The more I think on this, the more I wonder if grief may always be a part of this process. There is the initial grief and loss of things not going your way, and there will always be the grief of choosing not to have more kids (no matter when you stop). That is a weird kind of grief- like mourning someone you have never met- but also, in a way, it is kind of like mourning a loss of self, a loss of the ability to carry life or to mother again. I envy women who have the opportunity to "try" to get pregnant. I can't imagine the joy of getting the news that you are going to have that baby you have dreamed and hoped and prayed for. It must feel so different to walk around with that pregnant belly full of someone you are just dying to meet.

Just so you know, I'm aware of how crazy (and maybe even offensive) that sounds. I know there are women everywhere who are dying to be in my shoes, who have tried for years or have lost children in the womb. I can't imagine that either, but for my part, I feel like with Kisa I was robbed of some of the joy and expectation of pregnancy. I want to experience that. But that in and of itself is not enough of a reason to have more children, and when I think that Kisa's may have been my only experience of pregnancy, I feel a sense of loss.

Without a doubt, parenthood has shaken me and reminded me, again and again, that God is in charge of me and not the other way around. However, none of it is for the reasons I had imagined. To think that something as personal as motherhood is actually completely out of your control (despite what we may call our contraceptives) is the biggest knock to my pride I could have imagined.

I struggle with how to end this long wave of emotion because I cannot tie up any of my loose ends. I can't pretend like sharing this has clarified anything, rather I feel like it has rubbed me raw. Instead of hiding this I have chosen to share what I think many will find silly, or crazy, or over dramatic. In writing I can recognize my own failure to communicate the gravity or depth of my feelings, but I cannot reconcile the two.

So with that, I'll end.

7 comments:

Dave Ketah said...

Sounds like you are doing some healthy processing! I hope that it helps you find peace and contentment, even when the road ahead is unclear.

Unknown said...

I have no answers.

Sarah said...

I so appreciate your thoughts on this.

I, too, have deeply struggled with the question "so when are you going to have kids?"... once you deal with miscarriages, that question is like a wrecking ball to your gut.

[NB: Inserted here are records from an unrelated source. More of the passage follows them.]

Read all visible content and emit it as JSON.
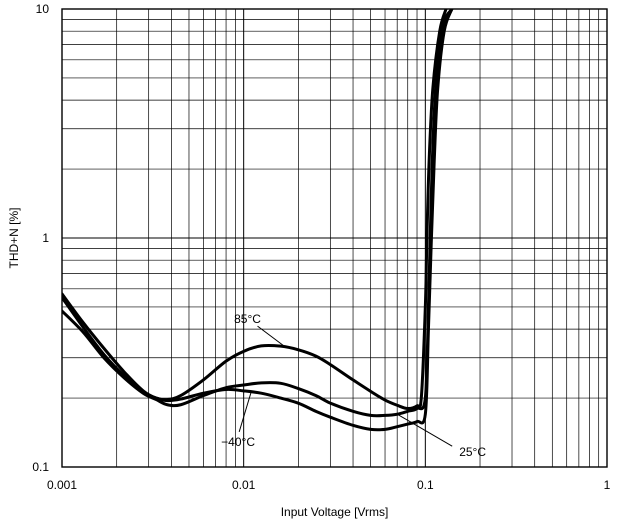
{
  "chart_data": {
    "type": "line",
    "xlabel": "Input Voltage [Vrms]",
    "ylabel": "THD+N [%]",
    "x_scale": "log",
    "y_scale": "log",
    "xlim": [
      0.001,
      1
    ],
    "ylim": [
      0.1,
      10
    ],
    "grid": true,
    "x_ticks": [
      "0.001",
      "0.01",
      "0.1",
      "1"
    ],
    "y_ticks": [
      "0.1",
      "1",
      "10"
    ],
    "series": [
      {
        "name": "85°C",
        "x": [
          0.001,
          0.0013,
          0.0017,
          0.0022,
          0.0028,
          0.0033,
          0.0038,
          0.0045,
          0.006,
          0.008,
          0.01,
          0.0125,
          0.016,
          0.02,
          0.025,
          0.03,
          0.04,
          0.05,
          0.06,
          0.07,
          0.08,
          0.09,
          0.095,
          0.1,
          0.102,
          0.105,
          0.11,
          0.12,
          0.13
        ],
        "values": [
          0.57,
          0.43,
          0.33,
          0.26,
          0.215,
          0.2,
          0.197,
          0.205,
          0.24,
          0.29,
          0.32,
          0.338,
          0.337,
          0.325,
          0.305,
          0.28,
          0.24,
          0.214,
          0.196,
          0.186,
          0.18,
          0.185,
          0.2,
          0.5,
          1.0,
          2.2,
          4.5,
          8.0,
          10.0
        ]
      },
      {
        "name": "25°C",
        "x": [
          0.001,
          0.0013,
          0.0017,
          0.0022,
          0.0028,
          0.0033,
          0.0038,
          0.0045,
          0.006,
          0.008,
          0.01,
          0.0125,
          0.016,
          0.02,
          0.025,
          0.03,
          0.04,
          0.05,
          0.06,
          0.07,
          0.08,
          0.09,
          0.1,
          0.104,
          0.107,
          0.11,
          0.115,
          0.125,
          0.14
        ],
        "values": [
          0.48,
          0.39,
          0.3,
          0.245,
          0.21,
          0.197,
          0.187,
          0.187,
          0.205,
          0.222,
          0.228,
          0.233,
          0.232,
          0.22,
          0.205,
          0.19,
          0.175,
          0.168,
          0.168,
          0.17,
          0.175,
          0.18,
          0.2,
          0.5,
          1.2,
          2.5,
          5.0,
          8.5,
          10.0
        ]
      },
      {
        "name": "−40°C",
        "x": [
          0.001,
          0.0013,
          0.0017,
          0.0022,
          0.0028,
          0.0033,
          0.0038,
          0.0045,
          0.006,
          0.008,
          0.01,
          0.0125,
          0.016,
          0.02,
          0.025,
          0.03,
          0.04,
          0.05,
          0.06,
          0.07,
          0.08,
          0.09,
          0.1,
          0.104,
          0.108,
          0.112,
          0.117,
          0.127,
          0.14
        ],
        "values": [
          0.55,
          0.41,
          0.31,
          0.25,
          0.213,
          0.2,
          0.195,
          0.198,
          0.21,
          0.218,
          0.215,
          0.21,
          0.2,
          0.19,
          0.175,
          0.165,
          0.152,
          0.146,
          0.146,
          0.15,
          0.154,
          0.158,
          0.17,
          0.4,
          1.0,
          2.2,
          4.5,
          8.0,
          10.0
        ]
      }
    ],
    "annotations": [
      {
        "text": "85°C",
        "series": "85°C",
        "at_x": 0.017
      },
      {
        "text": "25°C",
        "series": "25°C",
        "at_x": 0.07
      },
      {
        "text": "−40°C",
        "series": "−40°C",
        "at_x": 0.011
      }
    ]
  }
}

I was prepared to potentially deal with infertility, but after the miscarriages I found myself saying "I never though this was how my story would be." I think that surrendering is universal. I don't have it figured out either, but I am really glad to be your friend through the process.

Anonymous said...

This makes me a little sad for you, and not at all in a condescending manner. Im the last one to know anything about motherhood, but theres a tangible emotion in this blog that you are really mourning the loss of the plan you and Matt had. Maybe now that Kisa is a little more independent you are finally dealing with emotions that you have kept hidden away. Dont be afraid to feel, and to grieve, with whatever the situation may be. Sometimes we have to be a little selfish and think about how to reconcile ourselves before we can with others. I'm a good listener if you ever need one :)

~Ash

Brenda said...

Thanks for sharing your thoughts Ciara. I appreciate your honesty.

Angie said...

Life is full of questions and uncertainty. The parenthood ones can truly be the toughest.

I remember how I was very vague with every one who asked that dreaded question, even when I knew the answer.

Then when you decide it's time for the second, but you need to put it off because your body is doing funky things. Then your kids end up with an age gap you never intended. Then you realize that you love those four years between them.

I think we all start with an ideal plan. Then life happens.

I appriciate your thoughts. Grieve for you loss and enjoy your family.

beatlesxforxsale said...

Thanks ladies! I am encouraged that in posting this blog I have had some really good conversations, both with those of you who commented here and with others.